Although Chapter 7 is the most popular type of bankruptcy for consumers, not everyone is eligible to receive Chapter 7 relief. After the overhaul of the bankruptcy laws in 2005, it’s harder to qualify for chapter 7 relief. The qualification is based on your income and family size relative to the state you are filing in. Further, you may be barred from filing Chapter 7 bankruptcy because of previous bankruptcy filings or fraudulent actions.
Generally, to qualify for relief under chapter 7 of the Bankruptcy Code, the debtor may be an individual, a partnership, or a corporation or other business entity. However, a discharge under Chapter 7 is only available to individual debtors, not to partnerships or corporations.
The biggest barrier to qualify for Chapter 7 is the “means test”. If a debtor’s current monthly income is more than the state median, the law prescribes a “means test” to determine whether the chapter 7 filing is presumptively abusive. Abuse is presumed if the debtor’s aggregate current monthly income over 5 years, net of certain statutorily allowed expenses, is more than $11,725, or 25% of the debtor’s non priority unsecured debt, as long as that amount is at least $7,025. The debtor can rebut a presumption of abuse by showing special circumstances that justify additional expenses or adjustments of current monthly income. If the debtor is not able to do so, the case will be converted to chapter 13 with the debtor’s consent or it will be dismissed.

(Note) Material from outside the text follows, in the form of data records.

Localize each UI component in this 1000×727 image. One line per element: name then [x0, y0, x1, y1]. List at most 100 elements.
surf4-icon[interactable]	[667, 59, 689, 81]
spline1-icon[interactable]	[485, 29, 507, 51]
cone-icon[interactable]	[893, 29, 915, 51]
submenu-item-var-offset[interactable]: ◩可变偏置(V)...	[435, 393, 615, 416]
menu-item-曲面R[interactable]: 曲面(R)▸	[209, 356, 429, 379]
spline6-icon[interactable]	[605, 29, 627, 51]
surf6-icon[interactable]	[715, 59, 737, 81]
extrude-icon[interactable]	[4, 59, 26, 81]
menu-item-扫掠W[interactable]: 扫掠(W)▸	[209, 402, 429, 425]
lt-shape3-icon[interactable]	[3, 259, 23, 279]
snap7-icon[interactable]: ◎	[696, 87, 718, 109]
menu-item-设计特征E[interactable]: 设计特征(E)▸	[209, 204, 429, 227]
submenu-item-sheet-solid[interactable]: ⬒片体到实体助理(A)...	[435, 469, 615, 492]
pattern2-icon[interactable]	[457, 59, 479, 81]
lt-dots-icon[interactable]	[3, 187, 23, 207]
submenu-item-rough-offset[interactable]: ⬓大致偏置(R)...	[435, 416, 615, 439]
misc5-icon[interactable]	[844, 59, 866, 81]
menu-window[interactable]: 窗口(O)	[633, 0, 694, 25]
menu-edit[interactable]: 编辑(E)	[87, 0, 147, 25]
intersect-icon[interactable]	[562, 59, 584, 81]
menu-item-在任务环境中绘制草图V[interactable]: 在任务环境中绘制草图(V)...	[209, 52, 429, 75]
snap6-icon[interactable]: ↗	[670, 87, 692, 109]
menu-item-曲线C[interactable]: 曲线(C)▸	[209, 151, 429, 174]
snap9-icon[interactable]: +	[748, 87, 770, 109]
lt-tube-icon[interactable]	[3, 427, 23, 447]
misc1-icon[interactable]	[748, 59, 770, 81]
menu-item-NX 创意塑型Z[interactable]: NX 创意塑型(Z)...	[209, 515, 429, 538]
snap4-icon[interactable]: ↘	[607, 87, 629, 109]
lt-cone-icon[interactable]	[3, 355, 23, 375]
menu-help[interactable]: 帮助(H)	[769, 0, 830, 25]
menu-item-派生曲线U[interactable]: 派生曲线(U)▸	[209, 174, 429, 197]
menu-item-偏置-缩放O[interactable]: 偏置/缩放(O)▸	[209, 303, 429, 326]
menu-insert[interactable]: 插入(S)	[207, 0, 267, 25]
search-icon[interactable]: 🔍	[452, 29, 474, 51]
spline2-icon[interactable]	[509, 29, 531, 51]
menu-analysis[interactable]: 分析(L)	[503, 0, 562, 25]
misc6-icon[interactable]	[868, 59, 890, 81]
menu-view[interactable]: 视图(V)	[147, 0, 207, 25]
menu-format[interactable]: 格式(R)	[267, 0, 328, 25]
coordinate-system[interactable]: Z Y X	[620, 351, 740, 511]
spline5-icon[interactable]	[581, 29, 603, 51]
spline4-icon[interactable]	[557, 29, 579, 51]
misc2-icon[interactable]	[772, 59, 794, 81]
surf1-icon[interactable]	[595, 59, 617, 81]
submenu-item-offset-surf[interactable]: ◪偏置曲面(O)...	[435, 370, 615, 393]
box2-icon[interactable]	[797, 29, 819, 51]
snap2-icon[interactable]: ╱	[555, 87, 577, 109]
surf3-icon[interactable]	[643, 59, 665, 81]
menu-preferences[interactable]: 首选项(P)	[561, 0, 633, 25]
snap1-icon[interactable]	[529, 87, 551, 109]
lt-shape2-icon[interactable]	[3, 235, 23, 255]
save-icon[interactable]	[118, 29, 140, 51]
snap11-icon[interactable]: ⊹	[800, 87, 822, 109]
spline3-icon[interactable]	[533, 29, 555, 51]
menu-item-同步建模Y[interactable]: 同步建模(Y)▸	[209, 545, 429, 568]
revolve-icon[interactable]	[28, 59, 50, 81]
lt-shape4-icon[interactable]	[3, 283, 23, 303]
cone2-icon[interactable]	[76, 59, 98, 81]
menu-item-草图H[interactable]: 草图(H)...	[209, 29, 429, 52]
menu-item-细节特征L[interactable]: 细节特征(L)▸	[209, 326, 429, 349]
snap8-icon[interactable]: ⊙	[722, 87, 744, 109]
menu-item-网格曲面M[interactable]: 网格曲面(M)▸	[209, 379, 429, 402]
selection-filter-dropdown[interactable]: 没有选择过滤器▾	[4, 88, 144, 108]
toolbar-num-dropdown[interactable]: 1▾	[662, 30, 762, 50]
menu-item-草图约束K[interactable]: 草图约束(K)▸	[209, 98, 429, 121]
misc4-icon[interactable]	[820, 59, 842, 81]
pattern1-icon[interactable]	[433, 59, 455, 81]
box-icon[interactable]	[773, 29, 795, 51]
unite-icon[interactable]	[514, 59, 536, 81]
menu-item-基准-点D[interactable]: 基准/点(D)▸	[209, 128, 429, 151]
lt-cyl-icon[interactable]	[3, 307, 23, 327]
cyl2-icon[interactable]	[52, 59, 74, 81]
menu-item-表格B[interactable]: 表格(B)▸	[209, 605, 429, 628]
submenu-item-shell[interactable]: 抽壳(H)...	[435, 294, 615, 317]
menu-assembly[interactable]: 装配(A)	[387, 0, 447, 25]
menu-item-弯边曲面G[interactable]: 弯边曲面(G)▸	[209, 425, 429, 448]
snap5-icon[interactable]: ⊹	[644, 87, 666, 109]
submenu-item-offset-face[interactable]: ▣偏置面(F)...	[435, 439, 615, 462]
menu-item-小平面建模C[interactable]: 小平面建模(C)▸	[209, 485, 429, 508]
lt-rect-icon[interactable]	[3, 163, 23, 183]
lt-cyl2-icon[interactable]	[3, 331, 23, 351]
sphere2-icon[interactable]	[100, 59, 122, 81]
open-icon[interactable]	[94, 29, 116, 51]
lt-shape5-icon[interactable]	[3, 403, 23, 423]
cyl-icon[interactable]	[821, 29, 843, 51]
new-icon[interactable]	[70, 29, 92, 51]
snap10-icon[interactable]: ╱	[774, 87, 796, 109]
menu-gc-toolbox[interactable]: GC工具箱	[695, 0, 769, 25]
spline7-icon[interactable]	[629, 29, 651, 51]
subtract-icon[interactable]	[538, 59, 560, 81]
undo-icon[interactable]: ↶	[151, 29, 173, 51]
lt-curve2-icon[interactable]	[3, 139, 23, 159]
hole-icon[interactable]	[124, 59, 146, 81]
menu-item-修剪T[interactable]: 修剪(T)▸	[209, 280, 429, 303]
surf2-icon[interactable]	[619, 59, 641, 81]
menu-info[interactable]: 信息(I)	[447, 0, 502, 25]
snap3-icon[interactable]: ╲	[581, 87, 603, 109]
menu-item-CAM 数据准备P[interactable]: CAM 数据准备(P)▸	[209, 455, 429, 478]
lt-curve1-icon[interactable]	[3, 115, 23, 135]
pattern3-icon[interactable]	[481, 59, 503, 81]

Subject to the means test for individual debtors, relief is available under chapter 7 irrespective of the amount of the debtor’s debts or whether the debtor is solvent or insolvent. However, an individual cannot file under chapter 7 or any other chapter if during the preceding 180 days a prior bankruptcy petition was dismissed due to the debtor’s willful failure to appear before the court or comply with orders of the court, or the debtor voluntarily dismissed the previous case after creditors sought relief from the bankruptcy court to recover property upon which they hold liens. Additionally, no individual may be a debtor under chapter 7 or any chapter of the Bankruptcy Code unless s/he has, within 180 days before filing, received credit counseling from an approved credit counseling agency either in an individual or group briefing. There are exceptions in emergency situations or where the U.S. trustee (or bankruptcy administrator) has determined that there are insufficient approved agencies to provide the required counseling. If a debt management plan is developed during required credit counseling, it must be filed with the court.